EU mail giants moving in opposite directions

Fifteen years ago there wasn't much to distinguish between the German and French mail monopolies, Deutsche Post and La Poste, as they faced the distant prospect of deregulation of the Europe Union's postal industry. Today, with deregulation just a few years away, the two appear to have very little in common. On the day La Poste workers walked off the job in January to protest the impact of liberalization, Deutsche Post announced it had acquired Europe's biggest logistics contract, continuing a $9 billion expansion program that has transformed it into one of the world's biggest transport companies with interests ranging from express delivery to air and ocean freight forwarding. La Poste, by contrast, remains largely what it was — a mail monopoly with a few related activities awkwardly bolted on. The differences between the two companies goes to the heart of the problem facing the EU as struggles to reach its goal of overtaking the United States as the world's most dynamic economy.

Since the target was set in 2004 the EU has fallen further behind the U.S., largely due to its failure to deregulate its energy and transport sectors and reform its rigid labor markets, according to the European Commission, the EU's executive arm. The marked differences in the corporate profiles of the two companies reflects the fact that while Deutsche Post and its then-sole shareholder, the German government, started to prepare for deregulation of the domestic and EU postal markets, La Poste and its owner, the French government, buried their heads in the sand, believing the "evil" of competition could be held at bay indefinitely. The upshot is that while Deutsche Post is squaring up to UPS and FedEx Corp. to boost its share of the U.S. package delivery market, La Poste is battling with a workforce that is deeply suspicious of deregulation. France's protectionist instincts and delaying tactics during EU negotiations to deregulate monopoly sectors pays off sometimes. The country's gas and electricity utilities are simultaneously monopolies on their home turfs and aggressive players in other EU markets. La Poste wasn't so lucky. It is protected at home but has little presence in other EU markets and has had limited success in moving into other businesses such as express delivery and logistics.

While La Poste festered in its ring-fenced market, Deutsche Post underwent a complete makeover. Chairman Klaus Zumwinkel, a graduate of the Wharton Business School and a former partner at McKinsey Co., oversaw the integration of the East and West German postal services in 1990, the privatization of the combined group in 1995 and an initial public offering in 2000 coupled with a massive acquisition program that transformed it into the world's biggest transport company by revenues. Unlike La Poste, it has little to fear from the end of its domestic mail monopoly in 2007 as it generates more than 45 percent of revenues outside Germany and earnings growth is driven by express and logistics in its wholly owned DHL unit, not its letter delivery division.

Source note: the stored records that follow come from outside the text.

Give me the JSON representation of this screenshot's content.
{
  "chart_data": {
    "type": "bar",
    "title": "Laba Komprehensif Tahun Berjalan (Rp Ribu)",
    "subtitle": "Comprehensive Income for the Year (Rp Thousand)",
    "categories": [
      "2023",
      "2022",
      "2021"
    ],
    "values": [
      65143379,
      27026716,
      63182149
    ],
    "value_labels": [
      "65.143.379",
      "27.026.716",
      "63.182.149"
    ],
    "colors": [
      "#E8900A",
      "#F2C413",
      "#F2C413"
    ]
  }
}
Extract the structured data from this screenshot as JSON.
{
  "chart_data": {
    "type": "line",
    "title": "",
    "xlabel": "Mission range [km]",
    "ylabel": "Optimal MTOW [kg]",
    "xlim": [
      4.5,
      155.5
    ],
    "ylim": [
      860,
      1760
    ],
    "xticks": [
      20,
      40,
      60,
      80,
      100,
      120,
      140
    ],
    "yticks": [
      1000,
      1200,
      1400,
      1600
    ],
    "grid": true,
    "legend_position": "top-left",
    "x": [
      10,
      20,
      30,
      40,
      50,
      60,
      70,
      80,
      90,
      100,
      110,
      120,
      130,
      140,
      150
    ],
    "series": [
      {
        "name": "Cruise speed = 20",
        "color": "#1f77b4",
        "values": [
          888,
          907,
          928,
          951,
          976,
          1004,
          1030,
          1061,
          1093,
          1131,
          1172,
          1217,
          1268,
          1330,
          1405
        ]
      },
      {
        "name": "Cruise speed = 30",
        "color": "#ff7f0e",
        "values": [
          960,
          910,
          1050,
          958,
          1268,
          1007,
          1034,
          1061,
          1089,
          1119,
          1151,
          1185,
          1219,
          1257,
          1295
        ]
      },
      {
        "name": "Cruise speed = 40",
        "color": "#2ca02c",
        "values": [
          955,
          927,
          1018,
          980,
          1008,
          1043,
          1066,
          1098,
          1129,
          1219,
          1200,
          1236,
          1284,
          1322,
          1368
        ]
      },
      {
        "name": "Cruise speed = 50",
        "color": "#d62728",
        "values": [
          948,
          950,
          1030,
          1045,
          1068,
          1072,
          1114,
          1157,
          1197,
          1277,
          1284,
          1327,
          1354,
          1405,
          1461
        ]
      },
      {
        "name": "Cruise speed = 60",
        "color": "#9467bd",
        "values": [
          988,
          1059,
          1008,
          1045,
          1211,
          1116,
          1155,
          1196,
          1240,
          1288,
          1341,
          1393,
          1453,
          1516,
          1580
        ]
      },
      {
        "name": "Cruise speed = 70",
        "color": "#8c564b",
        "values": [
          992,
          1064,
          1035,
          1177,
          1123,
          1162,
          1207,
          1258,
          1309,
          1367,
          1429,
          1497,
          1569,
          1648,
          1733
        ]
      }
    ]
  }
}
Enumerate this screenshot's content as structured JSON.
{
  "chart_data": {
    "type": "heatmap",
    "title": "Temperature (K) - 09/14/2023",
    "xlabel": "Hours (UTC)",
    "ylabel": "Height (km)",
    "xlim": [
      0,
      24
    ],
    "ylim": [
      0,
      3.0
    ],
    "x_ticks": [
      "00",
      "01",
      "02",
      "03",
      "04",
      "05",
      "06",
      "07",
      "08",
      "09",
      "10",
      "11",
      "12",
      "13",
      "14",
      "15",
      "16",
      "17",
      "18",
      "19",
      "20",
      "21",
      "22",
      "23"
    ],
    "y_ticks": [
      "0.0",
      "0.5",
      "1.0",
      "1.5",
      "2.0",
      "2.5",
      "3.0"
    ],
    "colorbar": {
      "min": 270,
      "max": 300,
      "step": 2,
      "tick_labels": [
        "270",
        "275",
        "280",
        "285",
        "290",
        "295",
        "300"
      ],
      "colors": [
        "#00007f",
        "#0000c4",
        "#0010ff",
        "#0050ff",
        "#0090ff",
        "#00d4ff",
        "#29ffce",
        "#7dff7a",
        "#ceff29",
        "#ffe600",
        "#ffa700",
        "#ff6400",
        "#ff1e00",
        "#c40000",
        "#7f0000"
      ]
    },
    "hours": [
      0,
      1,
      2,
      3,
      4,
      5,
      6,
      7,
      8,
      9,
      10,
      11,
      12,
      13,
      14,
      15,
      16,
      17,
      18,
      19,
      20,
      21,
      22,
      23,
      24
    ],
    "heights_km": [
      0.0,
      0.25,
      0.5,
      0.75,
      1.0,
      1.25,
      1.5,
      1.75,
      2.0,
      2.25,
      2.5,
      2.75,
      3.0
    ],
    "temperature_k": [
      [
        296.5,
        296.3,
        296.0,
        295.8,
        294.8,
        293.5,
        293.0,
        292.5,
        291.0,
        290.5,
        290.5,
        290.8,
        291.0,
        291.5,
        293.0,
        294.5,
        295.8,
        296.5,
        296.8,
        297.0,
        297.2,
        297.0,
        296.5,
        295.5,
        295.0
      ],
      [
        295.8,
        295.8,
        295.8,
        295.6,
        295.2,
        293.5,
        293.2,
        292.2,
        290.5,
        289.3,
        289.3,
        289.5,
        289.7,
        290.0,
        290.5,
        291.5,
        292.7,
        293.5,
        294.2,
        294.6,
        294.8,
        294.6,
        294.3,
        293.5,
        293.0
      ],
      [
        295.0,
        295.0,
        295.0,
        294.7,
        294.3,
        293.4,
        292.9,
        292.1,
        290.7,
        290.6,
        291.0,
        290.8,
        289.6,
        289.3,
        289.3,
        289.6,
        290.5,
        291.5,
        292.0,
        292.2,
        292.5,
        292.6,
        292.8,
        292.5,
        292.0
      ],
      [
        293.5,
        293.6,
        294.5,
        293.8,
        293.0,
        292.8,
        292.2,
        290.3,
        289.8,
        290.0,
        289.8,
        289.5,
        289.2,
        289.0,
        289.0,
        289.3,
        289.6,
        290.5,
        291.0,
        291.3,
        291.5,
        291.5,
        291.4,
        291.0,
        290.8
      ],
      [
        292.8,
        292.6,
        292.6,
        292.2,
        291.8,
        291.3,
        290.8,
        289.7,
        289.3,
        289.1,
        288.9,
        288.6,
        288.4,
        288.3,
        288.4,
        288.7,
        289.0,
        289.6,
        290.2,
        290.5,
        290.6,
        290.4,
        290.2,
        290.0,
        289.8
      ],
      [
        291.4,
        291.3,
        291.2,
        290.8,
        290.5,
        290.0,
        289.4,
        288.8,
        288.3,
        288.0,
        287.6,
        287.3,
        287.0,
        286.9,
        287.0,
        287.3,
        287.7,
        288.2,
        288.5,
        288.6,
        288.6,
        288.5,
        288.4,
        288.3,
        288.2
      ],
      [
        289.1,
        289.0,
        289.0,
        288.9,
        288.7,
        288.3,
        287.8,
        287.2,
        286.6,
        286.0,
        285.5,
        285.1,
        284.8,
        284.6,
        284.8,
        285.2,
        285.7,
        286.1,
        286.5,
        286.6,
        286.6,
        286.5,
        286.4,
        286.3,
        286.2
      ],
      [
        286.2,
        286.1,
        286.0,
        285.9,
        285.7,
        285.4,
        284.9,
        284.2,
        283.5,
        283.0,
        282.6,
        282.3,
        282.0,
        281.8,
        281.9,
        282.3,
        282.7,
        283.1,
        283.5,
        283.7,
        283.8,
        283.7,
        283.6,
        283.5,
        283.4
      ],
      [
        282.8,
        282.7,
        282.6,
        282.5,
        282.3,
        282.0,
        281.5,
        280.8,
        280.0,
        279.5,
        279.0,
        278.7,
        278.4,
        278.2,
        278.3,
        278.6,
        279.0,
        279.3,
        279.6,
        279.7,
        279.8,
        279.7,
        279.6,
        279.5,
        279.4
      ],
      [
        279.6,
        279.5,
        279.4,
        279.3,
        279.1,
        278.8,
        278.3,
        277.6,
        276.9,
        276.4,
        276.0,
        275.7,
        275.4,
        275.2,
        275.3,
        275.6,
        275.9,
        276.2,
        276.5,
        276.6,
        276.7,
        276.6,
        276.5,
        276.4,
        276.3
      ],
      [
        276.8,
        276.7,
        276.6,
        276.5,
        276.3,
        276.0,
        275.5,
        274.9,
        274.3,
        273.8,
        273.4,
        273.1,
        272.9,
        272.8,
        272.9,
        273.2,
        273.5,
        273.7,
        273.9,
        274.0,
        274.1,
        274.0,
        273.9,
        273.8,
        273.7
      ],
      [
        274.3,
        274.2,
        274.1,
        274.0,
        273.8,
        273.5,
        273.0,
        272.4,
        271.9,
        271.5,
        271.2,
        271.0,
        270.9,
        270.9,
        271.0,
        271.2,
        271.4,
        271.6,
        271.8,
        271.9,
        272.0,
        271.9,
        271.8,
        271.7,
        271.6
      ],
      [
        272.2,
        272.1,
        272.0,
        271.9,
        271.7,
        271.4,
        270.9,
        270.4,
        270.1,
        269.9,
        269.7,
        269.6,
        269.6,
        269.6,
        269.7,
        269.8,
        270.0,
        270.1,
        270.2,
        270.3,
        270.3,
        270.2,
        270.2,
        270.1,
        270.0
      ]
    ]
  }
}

Europe's other big winner is TPG, the Dutch mail company whose farsighted decision to buy TNT, the Australian express delivery company, in 1988, has transformed it into one of the world's top global logistics firms and freed it from dependence on a small domestic mail market of just 15 million consumers. The other big loser is Britain's Royal Mail which is paying the price for being the only state-owned company that escaped the wave of privatizations that began in the late 1980s and was copied across Europe. Royal Mail, like La Poste, has moved into the express delivery market in Europe, focusing mainly on Germany, but they remain bit players compared with Deutsche Post and TPG. As a result, it's not surprising that Deutsche Post and TPG are the favored candidates to acquire a 25-percent stake in the Danish postal service that will be sold in June. They are also expected to snap up stakes in the mail monopolies being privatized across Europe as governments seek larger partners to ensure their survival when the EU market is completely deregulated in 2009.

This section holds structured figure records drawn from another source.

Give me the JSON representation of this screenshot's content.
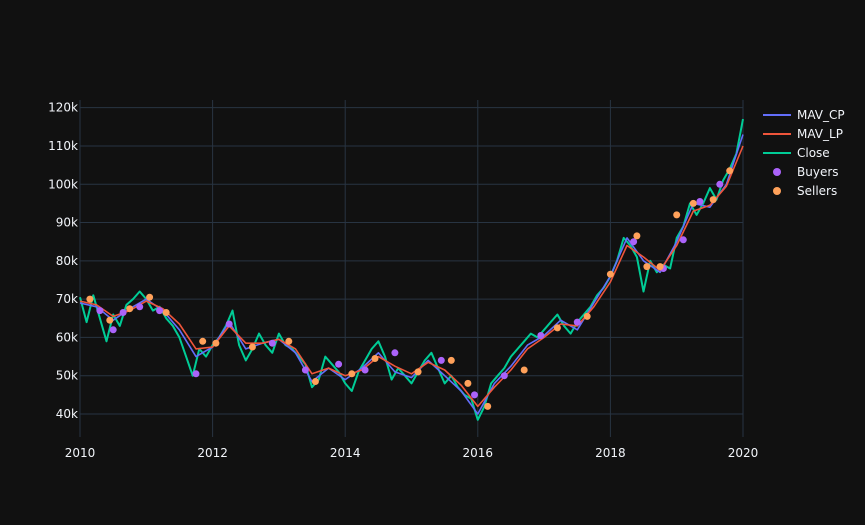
{
  "colors": {
    "background": "#111111",
    "grid": "#283442",
    "text": "#f2f5fa",
    "mav_cp": "#636efa",
    "mav_lp": "#ef553b",
    "close": "#00cc96",
    "buyers": "#ab63fa",
    "sellers": "#ffa15a"
  },
  "chart_data": {
    "type": "line",
    "title": "",
    "xlabel": "",
    "ylabel": "",
    "xlim": [
      2010.0,
      2020.0
    ],
    "ylim": [
      34000,
      122000
    ],
    "grid": true,
    "legend_position": "top-right",
    "x_ticks": [
      2010,
      2012,
      2014,
      2016,
      2018,
      2020
    ],
    "x_tick_labels": [
      "2010",
      "2012",
      "2014",
      "2016",
      "2018",
      "2020"
    ],
    "y_ticks": [
      40000,
      50000,
      60000,
      70000,
      80000,
      90000,
      100000,
      110000,
      120000
    ],
    "y_tick_labels": [
      "40k",
      "50k",
      "60k",
      "70k",
      "80k",
      "90k",
      "100k",
      "110k",
      "120k"
    ],
    "legend": [
      "MAV_CP",
      "MAV_LP",
      "Close",
      "Buyers",
      "Sellers"
    ],
    "series": [
      {
        "name": "MAV_CP",
        "kind": "line",
        "x": [
          2010.0,
          2010.25,
          2010.5,
          2010.75,
          2011.0,
          2011.25,
          2011.5,
          2011.75,
          2012.0,
          2012.25,
          2012.5,
          2012.75,
          2013.0,
          2013.25,
          2013.5,
          2013.75,
          2014.0,
          2014.25,
          2014.5,
          2014.75,
          2015.0,
          2015.25,
          2015.5,
          2015.75,
          2016.0,
          2016.25,
          2016.5,
          2016.75,
          2017.0,
          2017.25,
          2017.5,
          2017.75,
          2018.0,
          2018.25,
          2018.5,
          2018.75,
          2019.0,
          2019.25,
          2019.5,
          2019.75,
          2020.0
        ],
        "y": [
          69000,
          68000,
          64500,
          67500,
          70000,
          67000,
          62000,
          55000,
          57500,
          64000,
          57000,
          58500,
          59500,
          56000,
          48500,
          52000,
          49000,
          52000,
          56000,
          51000,
          49500,
          54000,
          50000,
          46000,
          40000,
          48000,
          52500,
          58000,
          60500,
          64500,
          62000,
          69000,
          76000,
          86000,
          80000,
          77000,
          85000,
          95000,
          94000,
          100000,
          113000
        ]
      },
      {
        "name": "MAV_LP",
        "kind": "line",
        "x": [
          2010.0,
          2010.25,
          2010.5,
          2010.75,
          2011.0,
          2011.25,
          2011.5,
          2011.75,
          2012.0,
          2012.25,
          2012.5,
          2012.75,
          2013.0,
          2013.25,
          2013.5,
          2013.75,
          2014.0,
          2014.25,
          2014.5,
          2014.75,
          2015.0,
          2015.25,
          2015.5,
          2015.75,
          2016.0,
          2016.25,
          2016.5,
          2016.75,
          2017.0,
          2017.25,
          2017.5,
          2017.75,
          2018.0,
          2018.25,
          2018.5,
          2018.75,
          2019.0,
          2019.25,
          2019.5,
          2019.75,
          2020.0
        ],
        "y": [
          69500,
          68500,
          65500,
          67000,
          69500,
          67500,
          63500,
          57000,
          57500,
          63000,
          58500,
          58500,
          59500,
          57000,
          50500,
          52000,
          50000,
          51500,
          55000,
          52500,
          50500,
          53500,
          51500,
          47500,
          42000,
          47000,
          51500,
          57000,
          60000,
          63500,
          63000,
          68000,
          74500,
          84000,
          81000,
          77500,
          84000,
          93000,
          94500,
          99500,
          110000
        ]
      },
      {
        "name": "Close",
        "kind": "line",
        "x": [
          2010.0,
          2010.1,
          2010.2,
          2010.3,
          2010.4,
          2010.5,
          2010.6,
          2010.7,
          2010.8,
          2010.9,
          2011.0,
          2011.1,
          2011.2,
          2011.3,
          2011.4,
          2011.5,
          2011.6,
          2011.7,
          2011.8,
          2011.9,
          2012.0,
          2012.1,
          2012.2,
          2012.3,
          2012.4,
          2012.5,
          2012.6,
          2012.7,
          2012.8,
          2012.9,
          2013.0,
          2013.1,
          2013.2,
          2013.3,
          2013.4,
          2013.5,
          2013.6,
          2013.7,
          2013.8,
          2013.9,
          2014.0,
          2014.1,
          2014.2,
          2014.3,
          2014.4,
          2014.5,
          2014.6,
          2014.7,
          2014.8,
          2014.9,
          2015.0,
          2015.1,
          2015.2,
          2015.3,
          2015.4,
          2015.5,
          2015.6,
          2015.7,
          2015.8,
          2015.9,
          2016.0,
          2016.1,
          2016.2,
          2016.3,
          2016.4,
          2016.5,
          2016.6,
          2016.7,
          2016.8,
          2016.9,
          2017.0,
          2017.1,
          2017.2,
          2017.3,
          2017.4,
          2017.5,
          2017.6,
          2017.7,
          2017.8,
          2017.9,
          2018.0,
          2018.1,
          2018.2,
          2018.3,
          2018.4,
          2018.5,
          2018.6,
          2018.7,
          2018.8,
          2018.9,
          2019.0,
          2019.1,
          2019.2,
          2019.3,
          2019.4,
          2019.5,
          2019.6,
          2019.7,
          2019.8,
          2019.9,
          2020.0
        ],
        "y": [
          70500,
          64000,
          71000,
          65000,
          59000,
          66000,
          63000,
          68500,
          70000,
          72000,
          70000,
          67000,
          68000,
          65000,
          63000,
          60000,
          55000,
          50000,
          57000,
          55000,
          58000,
          60000,
          63000,
          67000,
          58000,
          54000,
          57000,
          61000,
          58000,
          56000,
          61000,
          58000,
          57000,
          55000,
          53000,
          47000,
          49000,
          55000,
          53000,
          51000,
          48000,
          46000,
          51000,
          54000,
          57000,
          59000,
          55000,
          49000,
          52000,
          50000,
          48000,
          51000,
          54000,
          56000,
          52000,
          48000,
          50000,
          47000,
          45000,
          44000,
          38500,
          42000,
          48000,
          50000,
          52000,
          55000,
          57000,
          59000,
          61000,
          60000,
          62000,
          64000,
          66000,
          63000,
          61000,
          64000,
          66000,
          68000,
          71000,
          73000,
          76000,
          80000,
          86000,
          84000,
          81000,
          72000,
          80000,
          77000,
          79000,
          78000,
          86000,
          89000,
          95000,
          92000,
          95000,
          99000,
          96000,
          101000,
          104000,
          108000,
          117000
        ]
      },
      {
        "name": "Buyers",
        "kind": "markers",
        "x": [
          2010.3,
          2010.5,
          2010.65,
          2010.9,
          2011.2,
          2011.75,
          2012.25,
          2012.9,
          2013.4,
          2013.9,
          2014.3,
          2014.75,
          2015.45,
          2015.95,
          2016.4,
          2016.95,
          2017.5,
          2018.35,
          2018.8,
          2019.1,
          2019.35,
          2019.65
        ],
        "y": [
          67000,
          62000,
          66500,
          68000,
          67000,
          50500,
          63500,
          58500,
          51500,
          53000,
          51500,
          56000,
          54000,
          45000,
          50000,
          60500,
          64000,
          85000,
          78000,
          85500,
          95500,
          100000
        ]
      },
      {
        "name": "Sellers",
        "kind": "markers",
        "x": [
          2010.15,
          2010.45,
          2010.75,
          2011.05,
          2011.3,
          2011.85,
          2012.05,
          2012.6,
          2013.15,
          2013.55,
          2014.1,
          2014.45,
          2015.1,
          2015.6,
          2015.85,
          2016.15,
          2016.7,
          2017.2,
          2017.65,
          2018.0,
          2018.4,
          2018.55,
          2018.75,
          2019.0,
          2019.25,
          2019.55,
          2019.8
        ],
        "y": [
          70000,
          64500,
          67500,
          70500,
          66500,
          59000,
          58500,
          57500,
          59000,
          48500,
          50500,
          54500,
          51000,
          54000,
          48000,
          42000,
          51500,
          62500,
          65500,
          76500,
          86500,
          78500,
          78500,
          92000,
          95000,
          96000,
          103500
        ]
      }
    ]
  }
}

Some governments are opening up markets ahead of deregulation while others are still trying to decide how to help their postal services survive the loss of their monopolies. Royal Mail's monopoly is being eroded as rivals lure away some of its biggest corporate customers. TNT Mail is handling nearly 1 million items of business mail a week and DHL Global Mail which launches its own British business next week says it has signed up two major corporate customers. Deutsche Post continues to expand its DHL operation in the U.S., which claims just a seven-percent share of the American delivery market, compared to a combined 80 percent share for UPS and FedEx. But JP Morgan, the investment bank, reckons it could grab up to 18 percent by 2006 following a $1.2 billion investment program unveiled last year. Unlike conventional mail which faces competition from the growth of e-mail and electronic payment systems, transport and logistics are becoming a critical part of the international economy as supply chains straddle the globe. The giant transnational companies that dominate global commerce increasingly demand global solutions and there are only a handful of companies that can meet their needs. The success of TPG and Deutsche Post should serve as a lesson to laggard sectors that delaying or denying competition isn't an option anymore.